The church invited me to do some Evangelism Consulting with them about launching a new worship service.
That topic was the buzz of the time and the church leaders simply assumed that launching a new worship service was needed.
The average age of church members was 60, and they wanted more young people.
They were in survival mode and needed something new to get new people.
Is a new worship service the answer?
The pastor wanted a new worship service, but the congregational elders didn’t.
It was clear that leadership was divided, so I need to help them see beyond that debate.
I lead them into a brainstorming process.
Out of that process they decided to do a block party.
The congregation organized the block party to get to know their community and build a bridge to it.
They had food, games, inflatables, and so on.
New wave of momentum
They were energized to carry it out.
Church members got excited about the block party and began praying.
Members hung door hangers around the neighborhood and invited the local community to come.
Pastor helped with the momentum building. It was a big event that spurred some new invitations and energy.
The aftermath of the block party
As a result of that block party 10 years ago (and its continued annual repeats) this church has discerned the neighborhood needs.

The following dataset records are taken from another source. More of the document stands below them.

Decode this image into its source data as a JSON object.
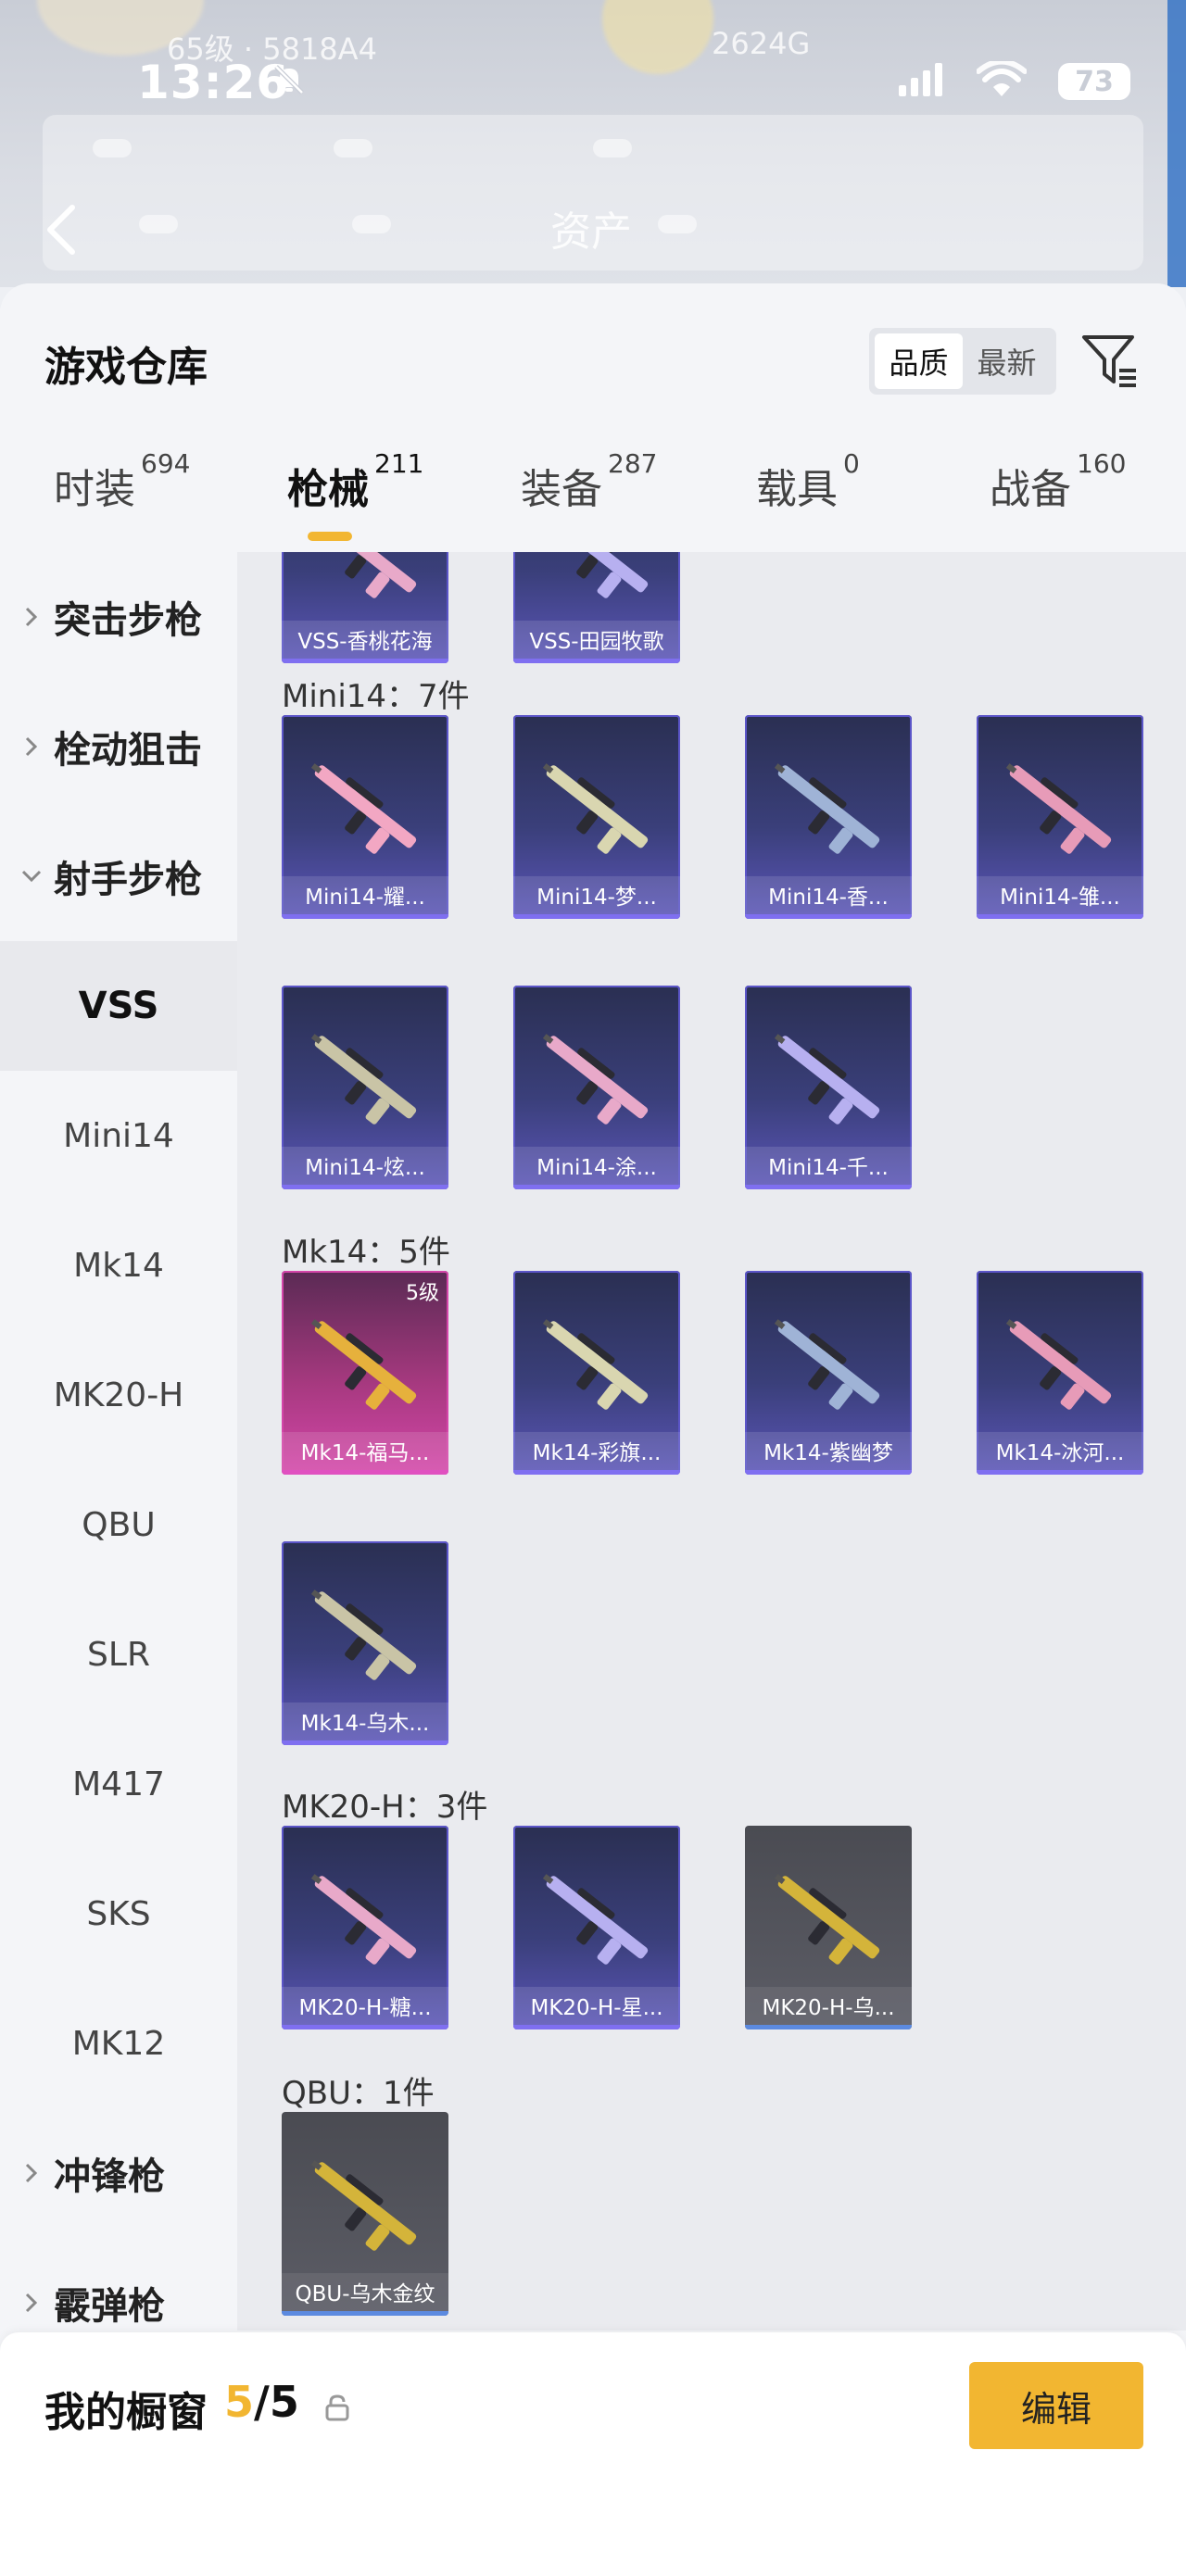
{
  "status_bar": {
    "time": "13:26",
    "battery": "73"
  },
  "background": {
    "faint_left": "65级 · 5818A4",
    "faint_right": "2624G",
    "assets_label": "资产"
  },
  "colors": {
    "accent": "#f2b631",
    "card_purple": "#3a3f7a",
    "card_pink": "#d446a9",
    "card_gray": "#5c5d66"
  },
  "sheet": {
    "title": "游戏仓库",
    "sort_options": [
      "品质",
      "最新"
    ],
    "sort_active": "品质",
    "tabs": [
      {
        "label": "时装",
        "count": "694"
      },
      {
        "label": "枪械",
        "count": "211"
      },
      {
        "label": "装备",
        "count": "287"
      },
      {
        "label": "载具",
        "count": "0"
      },
      {
        "label": "战备",
        "count": "160"
      }
    ],
    "active_tab": "枪械"
  },
  "sidebar": {
    "groups": [
      {
        "label": "突击步枪",
        "expanded": false
      },
      {
        "label": "栓动狙击",
        "expanded": false
      },
      {
        "label": "射手步枪",
        "expanded": true
      }
    ],
    "subs": [
      "VSS",
      "Mini14",
      "Mk14",
      "MK20-H",
      "QBU",
      "SLR",
      "M417",
      "SKS",
      "MK12"
    ],
    "active_sub": "VSS",
    "groups_after": [
      {
        "label": "冲锋枪",
        "expanded": false
      },
      {
        "label": "霰弹枪",
        "expanded": false
      }
    ]
  },
  "content": {
    "vss_tail": [
      {
        "name": "VSS-香桃花海",
        "rarity": "purple"
      },
      {
        "name": "VSS-田园牧歌",
        "rarity": "purple"
      }
    ],
    "groups": [
      {
        "title": "Mini14：7件",
        "items": [
          {
            "name": "Mini14-耀...",
            "rarity": "purple"
          },
          {
            "name": "Mini14-梦...",
            "rarity": "purple"
          },
          {
            "name": "Mini14-香...",
            "rarity": "purple"
          },
          {
            "name": "Mini14-雏...",
            "rarity": "purple"
          },
          {
            "name": "Mini14-炫...",
            "rarity": "purple"
          },
          {
            "name": "Mini14-涂...",
            "rarity": "purple"
          },
          {
            "name": "Mini14-千...",
            "rarity": "purple"
          }
        ]
      },
      {
        "title": "Mk14：5件",
        "items": [
          {
            "name": "Mk14-福马...",
            "rarity": "pink",
            "level": "5级"
          },
          {
            "name": "Mk14-彩旗...",
            "rarity": "purple"
          },
          {
            "name": "Mk14-紫幽梦",
            "rarity": "purple"
          },
          {
            "name": "Mk14-冰河...",
            "rarity": "purple"
          },
          {
            "name": "Mk14-乌木...",
            "rarity": "purple"
          }
        ]
      },
      {
        "title": "MK20-H：3件",
        "items": [
          {
            "name": "MK20-H-糖...",
            "rarity": "purple"
          },
          {
            "name": "MK20-H-星...",
            "rarity": "purple"
          },
          {
            "name": "MK20-H-乌...",
            "rarity": "gray"
          }
        ]
      },
      {
        "title": "QBU：1件",
        "items": [
          {
            "name": "QBU-乌木金纹",
            "rarity": "gray"
          }
        ]
      }
    ]
  },
  "footer": {
    "title": "我的橱窗",
    "current": "5",
    "total": "/5",
    "edit_label": "编辑"
  }
}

They have re-engaged the community.
They have launched several new ministries to reconnect with the neighbors:
- Preschool (now with an annual budget larger than the church’s).
- Meals on Wheels.
- Neighborhood Watch
- And other ministries.
This church has become much more missional in it’s mindset and has lots of new vitality and energy to serve.
As a result, they’ve focused less on the attractional elements and more on the missional elements to help them re-connect with the neighborhood.

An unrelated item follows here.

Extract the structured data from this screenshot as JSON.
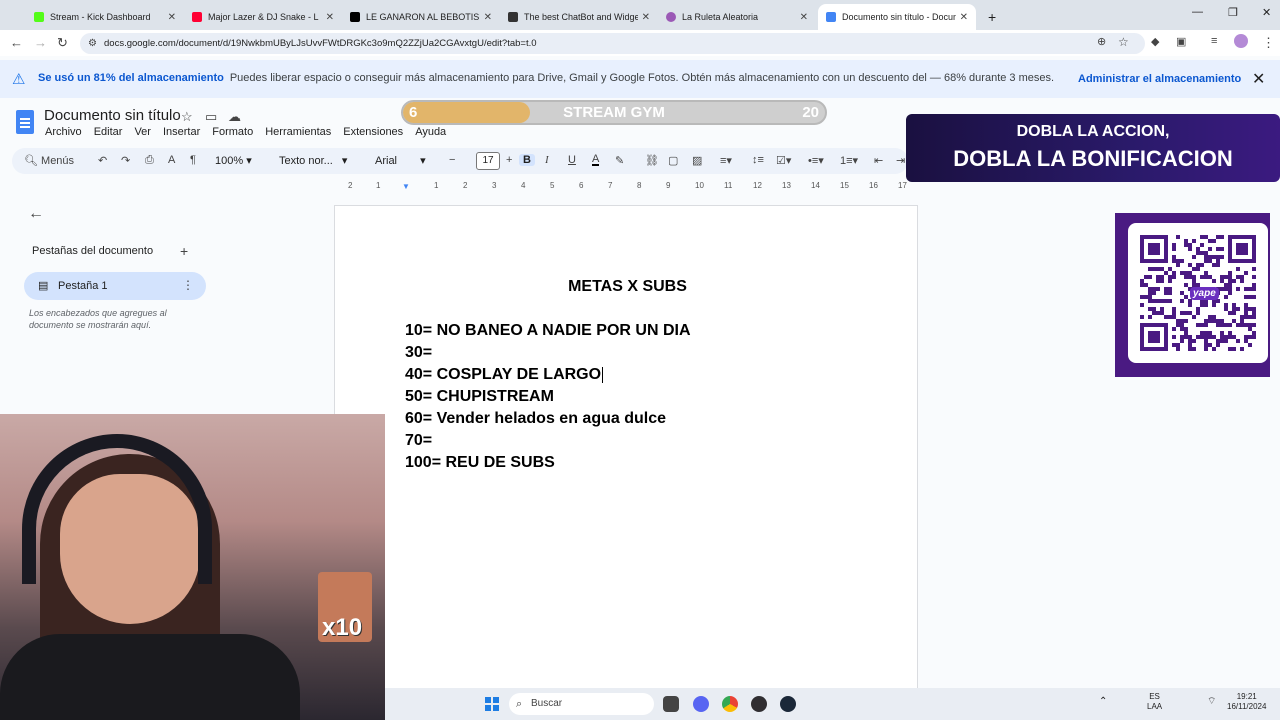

Here is the key next step:
Now they are being more intentional about actively sharing their faith along with serving the area.
This is where more intentional evangelism training will come into play.
The church needs to engage with actions, but also be able to explain how they are different than the rotary club.
Let me ask you this?
What outreach did your church do that helped you re-engage the neighborhood?
What were some fruits that developed out of that connection?